Cultural institutions are now eligible for federal aid and local support. The New York City Council has enacted legislation to support the hard-hit arts and culture industry and expanded cultural institution access to outdoor and public space. For example, the "Open Culture" program allows cultural institutions to perform on public streets and charge admission for the performances, bringing performance jobs back to the city in a new format. The program is scheduled to begin March 1, 2021 and will remain in effect until October 31, 2021.

A long-awaited stimulus package was passed by Congress on December 23, 2020 and signed by President Trump on December 27, 2020. This package includes $15 billion in aid for cultural institutions, including theaters, museums, zoos, and independent entertainment businesses. To date, these institutions have largely been excluded from or failed to qualify for COVID-19 relief funds.

Under the Save Our Stages Act (the "Act"), cultural institutions may apply for grants from the Small Business Administration, up to $10 million per grant, to support six months of payments to employees and meet such costs as rent, utilities, and maintenance. Applicants must have lost a minimum of 25% of their revenues to qualify. Those who have lost more than 90% of their revenues will be able to apply within the first two weeks after the bill becomes law.
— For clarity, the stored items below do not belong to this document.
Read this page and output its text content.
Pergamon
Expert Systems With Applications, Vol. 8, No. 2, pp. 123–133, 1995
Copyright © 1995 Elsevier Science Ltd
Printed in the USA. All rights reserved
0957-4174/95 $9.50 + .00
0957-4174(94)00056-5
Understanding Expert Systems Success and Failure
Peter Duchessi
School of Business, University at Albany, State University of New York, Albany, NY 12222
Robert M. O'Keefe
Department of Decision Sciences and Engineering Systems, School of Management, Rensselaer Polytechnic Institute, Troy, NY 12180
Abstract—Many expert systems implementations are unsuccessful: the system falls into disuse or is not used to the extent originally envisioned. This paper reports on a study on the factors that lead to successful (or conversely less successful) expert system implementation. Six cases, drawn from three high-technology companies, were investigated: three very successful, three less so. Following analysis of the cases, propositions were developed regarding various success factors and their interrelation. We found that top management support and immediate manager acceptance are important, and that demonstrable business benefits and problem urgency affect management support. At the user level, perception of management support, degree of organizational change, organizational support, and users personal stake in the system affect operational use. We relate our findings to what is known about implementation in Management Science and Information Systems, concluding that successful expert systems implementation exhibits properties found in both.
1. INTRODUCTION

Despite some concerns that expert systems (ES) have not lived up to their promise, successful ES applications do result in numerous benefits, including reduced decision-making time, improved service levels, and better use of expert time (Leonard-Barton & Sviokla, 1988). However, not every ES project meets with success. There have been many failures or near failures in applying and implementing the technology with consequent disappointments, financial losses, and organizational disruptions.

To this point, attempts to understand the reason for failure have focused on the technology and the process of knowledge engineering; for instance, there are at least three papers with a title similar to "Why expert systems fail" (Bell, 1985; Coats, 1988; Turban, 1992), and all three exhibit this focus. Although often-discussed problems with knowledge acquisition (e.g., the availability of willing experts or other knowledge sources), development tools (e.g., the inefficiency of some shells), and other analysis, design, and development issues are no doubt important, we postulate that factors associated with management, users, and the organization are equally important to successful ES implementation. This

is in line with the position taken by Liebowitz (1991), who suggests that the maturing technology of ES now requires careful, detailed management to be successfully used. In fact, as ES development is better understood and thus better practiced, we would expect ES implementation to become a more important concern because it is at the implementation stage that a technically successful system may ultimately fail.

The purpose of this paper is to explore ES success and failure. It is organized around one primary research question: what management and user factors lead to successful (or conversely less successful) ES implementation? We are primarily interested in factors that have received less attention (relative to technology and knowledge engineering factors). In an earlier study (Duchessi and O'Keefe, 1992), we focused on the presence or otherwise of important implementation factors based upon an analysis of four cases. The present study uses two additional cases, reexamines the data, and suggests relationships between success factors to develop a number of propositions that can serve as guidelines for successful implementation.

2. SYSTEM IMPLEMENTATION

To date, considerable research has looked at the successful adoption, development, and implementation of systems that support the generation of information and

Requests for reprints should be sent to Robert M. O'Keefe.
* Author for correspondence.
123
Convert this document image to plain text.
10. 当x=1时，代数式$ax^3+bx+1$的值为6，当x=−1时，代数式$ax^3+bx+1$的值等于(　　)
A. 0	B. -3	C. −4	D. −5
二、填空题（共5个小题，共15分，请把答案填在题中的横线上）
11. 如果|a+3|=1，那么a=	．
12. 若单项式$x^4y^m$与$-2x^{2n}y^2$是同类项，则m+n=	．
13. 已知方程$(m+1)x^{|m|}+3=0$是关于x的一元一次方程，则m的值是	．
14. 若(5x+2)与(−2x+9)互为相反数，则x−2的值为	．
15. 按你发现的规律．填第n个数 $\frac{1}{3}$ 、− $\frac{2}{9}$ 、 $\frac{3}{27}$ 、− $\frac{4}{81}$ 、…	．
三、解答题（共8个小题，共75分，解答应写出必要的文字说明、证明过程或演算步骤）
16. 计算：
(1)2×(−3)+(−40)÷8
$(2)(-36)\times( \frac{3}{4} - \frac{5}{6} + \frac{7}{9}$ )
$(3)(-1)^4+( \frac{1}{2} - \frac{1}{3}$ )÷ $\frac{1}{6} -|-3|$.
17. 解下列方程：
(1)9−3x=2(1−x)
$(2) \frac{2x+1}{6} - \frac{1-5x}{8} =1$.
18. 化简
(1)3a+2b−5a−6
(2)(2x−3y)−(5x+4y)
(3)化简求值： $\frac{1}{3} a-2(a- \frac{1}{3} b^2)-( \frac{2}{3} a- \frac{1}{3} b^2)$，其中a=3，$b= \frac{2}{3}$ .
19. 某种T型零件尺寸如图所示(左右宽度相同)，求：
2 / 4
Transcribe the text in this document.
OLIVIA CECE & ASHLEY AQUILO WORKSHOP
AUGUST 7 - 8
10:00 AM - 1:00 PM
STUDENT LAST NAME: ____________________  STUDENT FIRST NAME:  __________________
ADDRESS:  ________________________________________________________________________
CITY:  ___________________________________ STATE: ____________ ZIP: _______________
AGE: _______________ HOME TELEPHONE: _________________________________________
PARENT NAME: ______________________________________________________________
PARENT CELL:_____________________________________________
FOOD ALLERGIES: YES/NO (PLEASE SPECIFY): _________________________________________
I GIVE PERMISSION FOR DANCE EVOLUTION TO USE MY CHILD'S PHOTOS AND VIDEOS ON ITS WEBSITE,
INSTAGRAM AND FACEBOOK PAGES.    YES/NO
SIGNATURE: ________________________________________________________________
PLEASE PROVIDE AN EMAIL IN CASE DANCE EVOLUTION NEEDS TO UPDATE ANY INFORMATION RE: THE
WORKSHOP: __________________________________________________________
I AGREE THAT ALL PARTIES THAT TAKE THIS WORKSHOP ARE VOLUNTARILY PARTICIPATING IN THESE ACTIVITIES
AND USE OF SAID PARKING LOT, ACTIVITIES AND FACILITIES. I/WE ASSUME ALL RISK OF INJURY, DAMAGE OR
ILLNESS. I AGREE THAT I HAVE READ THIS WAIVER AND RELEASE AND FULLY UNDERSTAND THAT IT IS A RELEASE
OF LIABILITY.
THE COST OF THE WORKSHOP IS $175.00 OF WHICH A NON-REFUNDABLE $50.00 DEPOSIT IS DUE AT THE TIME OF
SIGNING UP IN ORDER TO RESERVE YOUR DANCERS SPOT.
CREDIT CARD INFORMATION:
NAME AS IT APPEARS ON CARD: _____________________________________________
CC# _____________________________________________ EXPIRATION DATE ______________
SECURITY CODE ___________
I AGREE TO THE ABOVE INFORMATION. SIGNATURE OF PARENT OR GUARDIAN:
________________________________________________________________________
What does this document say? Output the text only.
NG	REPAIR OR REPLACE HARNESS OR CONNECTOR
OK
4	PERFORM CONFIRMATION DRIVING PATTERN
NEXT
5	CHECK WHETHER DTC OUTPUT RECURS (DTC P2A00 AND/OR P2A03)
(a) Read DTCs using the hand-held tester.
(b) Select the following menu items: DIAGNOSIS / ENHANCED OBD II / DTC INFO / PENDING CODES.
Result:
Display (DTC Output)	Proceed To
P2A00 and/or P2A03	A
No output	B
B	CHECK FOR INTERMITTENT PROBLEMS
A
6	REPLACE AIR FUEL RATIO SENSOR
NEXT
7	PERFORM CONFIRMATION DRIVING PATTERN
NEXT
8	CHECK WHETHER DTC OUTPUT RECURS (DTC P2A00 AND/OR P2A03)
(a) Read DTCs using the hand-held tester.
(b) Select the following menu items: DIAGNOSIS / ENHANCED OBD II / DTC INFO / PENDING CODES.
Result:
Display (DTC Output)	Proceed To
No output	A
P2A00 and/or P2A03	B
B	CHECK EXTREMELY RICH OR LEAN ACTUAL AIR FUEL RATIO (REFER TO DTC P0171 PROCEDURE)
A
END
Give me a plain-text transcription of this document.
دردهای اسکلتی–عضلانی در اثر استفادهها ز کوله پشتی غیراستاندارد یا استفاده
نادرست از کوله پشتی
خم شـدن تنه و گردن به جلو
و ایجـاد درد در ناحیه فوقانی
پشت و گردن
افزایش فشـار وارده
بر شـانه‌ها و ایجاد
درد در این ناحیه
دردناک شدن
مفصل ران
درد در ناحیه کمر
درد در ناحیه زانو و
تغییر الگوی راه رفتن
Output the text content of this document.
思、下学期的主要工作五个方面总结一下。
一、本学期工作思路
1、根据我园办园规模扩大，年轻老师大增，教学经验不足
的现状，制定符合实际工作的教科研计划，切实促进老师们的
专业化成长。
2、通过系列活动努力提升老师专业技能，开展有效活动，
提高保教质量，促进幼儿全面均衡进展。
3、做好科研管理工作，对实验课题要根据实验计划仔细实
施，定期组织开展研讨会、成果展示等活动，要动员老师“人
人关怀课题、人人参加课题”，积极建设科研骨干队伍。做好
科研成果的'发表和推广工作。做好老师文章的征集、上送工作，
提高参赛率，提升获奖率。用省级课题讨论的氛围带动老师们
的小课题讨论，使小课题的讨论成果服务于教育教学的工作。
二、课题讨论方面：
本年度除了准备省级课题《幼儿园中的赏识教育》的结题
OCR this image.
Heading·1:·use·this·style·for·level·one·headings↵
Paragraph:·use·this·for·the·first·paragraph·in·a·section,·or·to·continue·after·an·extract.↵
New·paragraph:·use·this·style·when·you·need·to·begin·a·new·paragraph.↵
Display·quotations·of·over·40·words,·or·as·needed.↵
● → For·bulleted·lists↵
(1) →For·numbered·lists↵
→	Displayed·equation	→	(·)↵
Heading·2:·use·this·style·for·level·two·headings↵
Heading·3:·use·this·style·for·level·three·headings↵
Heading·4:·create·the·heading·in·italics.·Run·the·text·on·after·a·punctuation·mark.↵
While these grants are welcome news, concerns and uncertainty still exist. First, the Act determines aid based on the amount of revenue lost. This could be troublesome for large nonprofits that typically receive a significant portion of revenues through donations. Second, institutions will be ineligible for a grant if they fall into more than two of the following categories: (i) publicly traded company, (ii) multinational company, (iii) operating in more than 10 U.S. states, (iv) more than 500 full-time employees, and (v) companies that received at least 10% of revenues from government sources. Supporters of the Act stated that these restrictions were meant to keep major movie theaters from applying for relief under the Act, but cultural institutions worry there may be unintended consequences.

We will continue to monitor implementation of the Act and other cultural institution support.